In 1895 the father of an Irish family on Staten Island carried home a beer bucket. His son Tom, 9, tried to sneak a quick swig, soon collapsed, unconscious. The bucket held scalding, near-boiling chowder, and the burn closed young Tom's gullet with scar tissue. Not a particle of food or a drop of liquid could pass through it into his stomach. So surgeons cut into his abdomen, made a hole in his stomach where they attached it to the muscle wall. For the rest of his life, Tom had to feed himself by chewing his food and spitting it into a funnel from which it passed through a rubber tube inserted in the hole in his stomach.
Red Rosette. This opening (technically a "stoma," or mouth) was surrounded by a rosette of mucous membranepart of the stomach lining. Because gastric juice tended to leak from the stoma, Tom had to keep it covered with a piece of absorbent gauze. Proud and sensitive, Tom managed to keep the secret of his feeding difficulty from all but his closest friends, got through six grades of parochial school, even played backyard football. He went to work first as a plumber's helper, married and had a daughter.
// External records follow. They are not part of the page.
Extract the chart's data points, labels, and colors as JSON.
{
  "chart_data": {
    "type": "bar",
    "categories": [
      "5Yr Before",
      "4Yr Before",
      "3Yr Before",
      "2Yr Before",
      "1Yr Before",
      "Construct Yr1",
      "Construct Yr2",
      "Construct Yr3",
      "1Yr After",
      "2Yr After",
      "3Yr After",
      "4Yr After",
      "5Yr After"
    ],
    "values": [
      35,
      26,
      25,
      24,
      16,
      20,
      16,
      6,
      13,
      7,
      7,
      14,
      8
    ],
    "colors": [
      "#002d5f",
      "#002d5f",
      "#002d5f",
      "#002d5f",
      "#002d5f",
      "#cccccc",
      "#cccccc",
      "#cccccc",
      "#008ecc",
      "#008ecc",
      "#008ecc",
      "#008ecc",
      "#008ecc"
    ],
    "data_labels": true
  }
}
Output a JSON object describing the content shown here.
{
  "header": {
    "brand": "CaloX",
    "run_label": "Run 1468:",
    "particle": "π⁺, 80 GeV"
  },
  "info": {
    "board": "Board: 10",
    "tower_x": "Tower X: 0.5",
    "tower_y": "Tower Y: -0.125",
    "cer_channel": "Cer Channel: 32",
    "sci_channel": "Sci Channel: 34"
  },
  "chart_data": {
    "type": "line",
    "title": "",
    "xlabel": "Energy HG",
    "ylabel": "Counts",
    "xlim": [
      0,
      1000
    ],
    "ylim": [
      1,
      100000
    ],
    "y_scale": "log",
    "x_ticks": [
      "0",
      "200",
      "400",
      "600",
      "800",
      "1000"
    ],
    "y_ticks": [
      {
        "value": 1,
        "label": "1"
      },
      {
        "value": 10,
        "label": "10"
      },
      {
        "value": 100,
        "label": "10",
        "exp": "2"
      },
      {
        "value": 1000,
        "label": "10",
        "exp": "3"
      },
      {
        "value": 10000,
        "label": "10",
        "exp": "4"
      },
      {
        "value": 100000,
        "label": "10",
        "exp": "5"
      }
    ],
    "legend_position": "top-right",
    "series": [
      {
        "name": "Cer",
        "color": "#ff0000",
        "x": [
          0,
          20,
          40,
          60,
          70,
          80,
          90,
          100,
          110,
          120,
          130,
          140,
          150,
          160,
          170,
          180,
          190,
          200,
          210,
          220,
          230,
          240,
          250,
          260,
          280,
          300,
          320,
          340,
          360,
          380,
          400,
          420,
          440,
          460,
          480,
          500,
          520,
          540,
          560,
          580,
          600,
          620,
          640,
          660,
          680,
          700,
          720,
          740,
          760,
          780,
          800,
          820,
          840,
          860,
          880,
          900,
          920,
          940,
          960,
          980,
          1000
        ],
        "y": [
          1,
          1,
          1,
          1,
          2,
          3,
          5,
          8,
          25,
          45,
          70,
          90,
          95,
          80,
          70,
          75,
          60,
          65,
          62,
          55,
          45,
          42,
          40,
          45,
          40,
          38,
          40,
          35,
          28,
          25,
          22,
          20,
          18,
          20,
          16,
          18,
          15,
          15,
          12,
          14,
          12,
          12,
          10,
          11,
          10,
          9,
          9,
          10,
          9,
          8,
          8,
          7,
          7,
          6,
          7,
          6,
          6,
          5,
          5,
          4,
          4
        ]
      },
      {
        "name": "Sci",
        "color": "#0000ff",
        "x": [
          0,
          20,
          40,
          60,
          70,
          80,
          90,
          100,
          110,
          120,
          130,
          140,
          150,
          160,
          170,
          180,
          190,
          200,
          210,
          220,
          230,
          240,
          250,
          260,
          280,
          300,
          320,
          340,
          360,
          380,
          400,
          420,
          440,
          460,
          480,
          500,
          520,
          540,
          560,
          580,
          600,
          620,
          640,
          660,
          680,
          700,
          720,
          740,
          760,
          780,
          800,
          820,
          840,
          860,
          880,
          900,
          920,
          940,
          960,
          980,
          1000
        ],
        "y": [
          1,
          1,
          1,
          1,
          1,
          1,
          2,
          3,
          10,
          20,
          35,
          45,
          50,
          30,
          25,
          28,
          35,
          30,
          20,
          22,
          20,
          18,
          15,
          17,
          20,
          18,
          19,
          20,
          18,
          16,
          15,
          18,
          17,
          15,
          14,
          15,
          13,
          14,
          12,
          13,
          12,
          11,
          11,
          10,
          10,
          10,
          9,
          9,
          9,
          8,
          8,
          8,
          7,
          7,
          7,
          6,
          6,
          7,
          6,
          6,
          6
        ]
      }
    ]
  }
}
When Tom was swinging a pick as a sewer laborer during the Depression, the gauze pad so irritated the delicate membrane of his rosette that he had to have an operation. Recovery was slow, and Tom had to go on relief. Up to that time he had not let doctors study him, because of his sensitive feelings. Doctors were callously more interested in his stoma and stomach than in him. He refused to be a human guinea pig. But in 1941 at New York Hospital, Drs. Harold G. Wolff and Stewart Wolf made a deal: on their payroll, Tom would spend his mornings as a subject of medical study, his afternoons as a handyman around the laboratory. Peppery about his right of privacy, Tom made the doctors promise not to publish his last name anywhere, or a recognizable picture outside a medical journal.
Pink & Relaxed. So fruitful was this association that m 1943 Wolf and Wolff published the most momentous study of digestion since Beaumont's: Human Gastric Function (updated in 1947). They had investigated not only the stoma and stomach but, by the psychosomatic approach, the whole man. They showed that Tom's stomach, when he was at ease, was pale pink and relaxed, with many convoluted folds, but bright red, smooth and tense when he became angry. Fright turned both Tom's face and his stomach pale. By shutting off the flow of gastric juices, depression made his stomach almost incapable of digesting food. Anxiety was the most stomach-damaging emotion, clearly linked with the formation of ulcers.